Oh yeah, that's the worst. I use uBlock Origin to block third party JS by default, then selectively enable domains I trust (mostly CDN services). This is usually a happy medium between raw and noscript, but it definitely breaks a lot of pages.
I have uMatrix installed just for that, didn't know uBlock origin could also block third party scripts. Oh well, I also love to block all cookies and only allow first party cookies on sites that I've an account with.
Had to do it for the project website. The solution was to generate inline placeholder images and substitute original src attributes with them when DOM is loaded, then back on scroll and click events.

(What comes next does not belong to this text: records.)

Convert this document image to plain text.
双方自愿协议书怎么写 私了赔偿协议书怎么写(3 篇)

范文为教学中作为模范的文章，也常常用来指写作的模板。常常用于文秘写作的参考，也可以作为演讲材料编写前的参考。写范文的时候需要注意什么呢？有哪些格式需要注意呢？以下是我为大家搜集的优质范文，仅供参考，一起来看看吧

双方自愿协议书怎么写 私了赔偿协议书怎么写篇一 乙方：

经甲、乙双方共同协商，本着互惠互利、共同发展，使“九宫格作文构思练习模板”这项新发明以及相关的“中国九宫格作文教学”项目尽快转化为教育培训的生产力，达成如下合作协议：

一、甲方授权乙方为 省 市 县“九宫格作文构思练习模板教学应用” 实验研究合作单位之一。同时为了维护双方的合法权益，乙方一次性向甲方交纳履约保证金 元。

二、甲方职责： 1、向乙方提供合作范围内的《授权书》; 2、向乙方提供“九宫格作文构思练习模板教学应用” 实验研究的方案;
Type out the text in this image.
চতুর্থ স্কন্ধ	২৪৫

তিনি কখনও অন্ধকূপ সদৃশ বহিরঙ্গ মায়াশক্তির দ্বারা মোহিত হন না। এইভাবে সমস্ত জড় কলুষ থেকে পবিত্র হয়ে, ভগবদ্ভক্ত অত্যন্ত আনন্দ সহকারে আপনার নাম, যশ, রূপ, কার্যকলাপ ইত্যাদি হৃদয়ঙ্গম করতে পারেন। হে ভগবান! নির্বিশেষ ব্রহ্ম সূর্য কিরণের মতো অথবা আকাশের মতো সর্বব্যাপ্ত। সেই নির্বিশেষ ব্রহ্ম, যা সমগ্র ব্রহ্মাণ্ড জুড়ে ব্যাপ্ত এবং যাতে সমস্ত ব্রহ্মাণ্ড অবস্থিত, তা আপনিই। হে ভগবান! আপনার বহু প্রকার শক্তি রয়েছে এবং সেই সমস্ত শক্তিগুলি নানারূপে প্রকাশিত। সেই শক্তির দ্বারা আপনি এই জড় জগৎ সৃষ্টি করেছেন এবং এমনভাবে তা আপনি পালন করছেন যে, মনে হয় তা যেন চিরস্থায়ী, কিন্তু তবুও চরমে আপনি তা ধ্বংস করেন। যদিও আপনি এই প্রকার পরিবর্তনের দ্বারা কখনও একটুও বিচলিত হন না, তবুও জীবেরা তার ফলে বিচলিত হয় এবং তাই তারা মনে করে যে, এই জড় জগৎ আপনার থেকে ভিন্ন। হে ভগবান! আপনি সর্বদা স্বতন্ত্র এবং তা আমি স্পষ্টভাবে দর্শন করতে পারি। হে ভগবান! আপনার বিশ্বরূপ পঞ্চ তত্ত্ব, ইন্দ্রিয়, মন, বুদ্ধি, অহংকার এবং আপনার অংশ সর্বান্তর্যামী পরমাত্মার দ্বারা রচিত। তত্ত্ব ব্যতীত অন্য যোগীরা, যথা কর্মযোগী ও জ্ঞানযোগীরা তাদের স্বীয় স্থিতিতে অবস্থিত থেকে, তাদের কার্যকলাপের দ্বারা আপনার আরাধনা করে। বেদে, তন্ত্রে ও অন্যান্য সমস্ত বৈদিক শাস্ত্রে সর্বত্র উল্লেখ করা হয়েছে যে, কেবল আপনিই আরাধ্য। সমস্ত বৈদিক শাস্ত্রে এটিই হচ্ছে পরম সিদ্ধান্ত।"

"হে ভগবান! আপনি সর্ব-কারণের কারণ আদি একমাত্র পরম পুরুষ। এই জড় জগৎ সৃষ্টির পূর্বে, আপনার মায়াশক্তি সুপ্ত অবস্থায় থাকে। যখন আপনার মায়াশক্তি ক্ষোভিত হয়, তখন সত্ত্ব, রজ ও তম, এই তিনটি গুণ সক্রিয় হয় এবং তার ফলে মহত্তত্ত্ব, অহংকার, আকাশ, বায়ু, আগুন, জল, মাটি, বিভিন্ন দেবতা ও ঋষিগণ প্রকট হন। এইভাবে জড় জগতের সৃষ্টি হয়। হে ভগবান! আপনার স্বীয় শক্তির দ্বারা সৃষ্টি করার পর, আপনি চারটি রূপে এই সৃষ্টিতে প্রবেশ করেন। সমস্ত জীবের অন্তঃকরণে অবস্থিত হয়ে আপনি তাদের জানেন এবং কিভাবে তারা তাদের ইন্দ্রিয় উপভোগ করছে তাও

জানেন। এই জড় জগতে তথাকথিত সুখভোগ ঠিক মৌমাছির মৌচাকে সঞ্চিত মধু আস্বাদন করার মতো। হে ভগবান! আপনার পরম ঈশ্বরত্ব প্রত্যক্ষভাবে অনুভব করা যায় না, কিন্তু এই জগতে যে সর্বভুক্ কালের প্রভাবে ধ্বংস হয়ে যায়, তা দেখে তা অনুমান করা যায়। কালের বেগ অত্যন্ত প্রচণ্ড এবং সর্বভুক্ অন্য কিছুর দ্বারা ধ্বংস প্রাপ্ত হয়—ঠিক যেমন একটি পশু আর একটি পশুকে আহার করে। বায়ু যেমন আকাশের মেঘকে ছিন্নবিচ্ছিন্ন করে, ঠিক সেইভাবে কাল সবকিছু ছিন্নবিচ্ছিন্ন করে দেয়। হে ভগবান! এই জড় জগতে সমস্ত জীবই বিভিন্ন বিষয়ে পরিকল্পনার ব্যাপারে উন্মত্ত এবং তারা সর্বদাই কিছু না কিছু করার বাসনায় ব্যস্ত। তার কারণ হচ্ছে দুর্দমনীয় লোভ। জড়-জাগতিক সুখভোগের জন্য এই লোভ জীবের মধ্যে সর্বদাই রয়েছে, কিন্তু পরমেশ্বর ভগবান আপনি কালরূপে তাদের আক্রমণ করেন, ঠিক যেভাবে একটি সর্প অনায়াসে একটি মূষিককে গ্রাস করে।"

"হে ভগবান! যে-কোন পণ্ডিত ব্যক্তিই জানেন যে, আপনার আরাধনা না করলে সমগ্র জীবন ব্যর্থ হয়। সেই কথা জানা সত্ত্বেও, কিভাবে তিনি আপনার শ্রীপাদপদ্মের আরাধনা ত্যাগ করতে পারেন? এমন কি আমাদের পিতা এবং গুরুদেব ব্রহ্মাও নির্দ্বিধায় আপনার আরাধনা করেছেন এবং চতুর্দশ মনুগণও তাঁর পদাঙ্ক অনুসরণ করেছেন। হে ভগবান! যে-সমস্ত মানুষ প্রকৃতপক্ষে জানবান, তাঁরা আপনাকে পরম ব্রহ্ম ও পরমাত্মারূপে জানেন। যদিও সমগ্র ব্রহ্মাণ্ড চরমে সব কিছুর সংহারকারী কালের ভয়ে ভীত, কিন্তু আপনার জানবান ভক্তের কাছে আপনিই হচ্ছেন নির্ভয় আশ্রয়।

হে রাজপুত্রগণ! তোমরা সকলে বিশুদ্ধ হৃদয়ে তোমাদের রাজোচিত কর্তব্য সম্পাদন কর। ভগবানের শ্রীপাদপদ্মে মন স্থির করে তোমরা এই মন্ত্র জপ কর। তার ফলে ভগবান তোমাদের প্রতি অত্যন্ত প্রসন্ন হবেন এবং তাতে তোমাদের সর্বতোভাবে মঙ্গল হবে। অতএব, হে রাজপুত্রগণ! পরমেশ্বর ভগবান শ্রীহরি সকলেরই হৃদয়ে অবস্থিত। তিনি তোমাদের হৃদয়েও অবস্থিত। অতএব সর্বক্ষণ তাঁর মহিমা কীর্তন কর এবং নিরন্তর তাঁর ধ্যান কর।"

The placeholder images are JS-generated solid color PNGs downscaled to just keep the same aspect ratio. SVGs could be much easier but less supported probably.
If only some side-by-side video of the page rendering with the two methods would be available.
I like progressive images, and the whole idea, but some catchy video about a page re-layouting multiple times as images arrive on traditional http+simple jpeg would be the most convincing.
I think at this point a better solution is to use a polyfill for Webp.
The polyfill is pretty light because the underlying image format is just a single frame of VP8. Shouldn't get much performance hit since it will just render as a single frame of video on polyfilled browsers
nah JPEG 2000 isn't quite as nice because some browsers can't natively parse it :) . WebP support literally already exists in all mainstream browsers, it's just a single frame of VP8. And it's still around half the size of regular JPEG
Not sure why we're downvoted here, either of these are clearly better options for increasing image download speed
Bootstrap was always lazy. The tool was intended for quic prototyping now it is just the replacment for knowning what you are doing.
In other cases it's up to you whether you want to provide the best experience or just "this will do".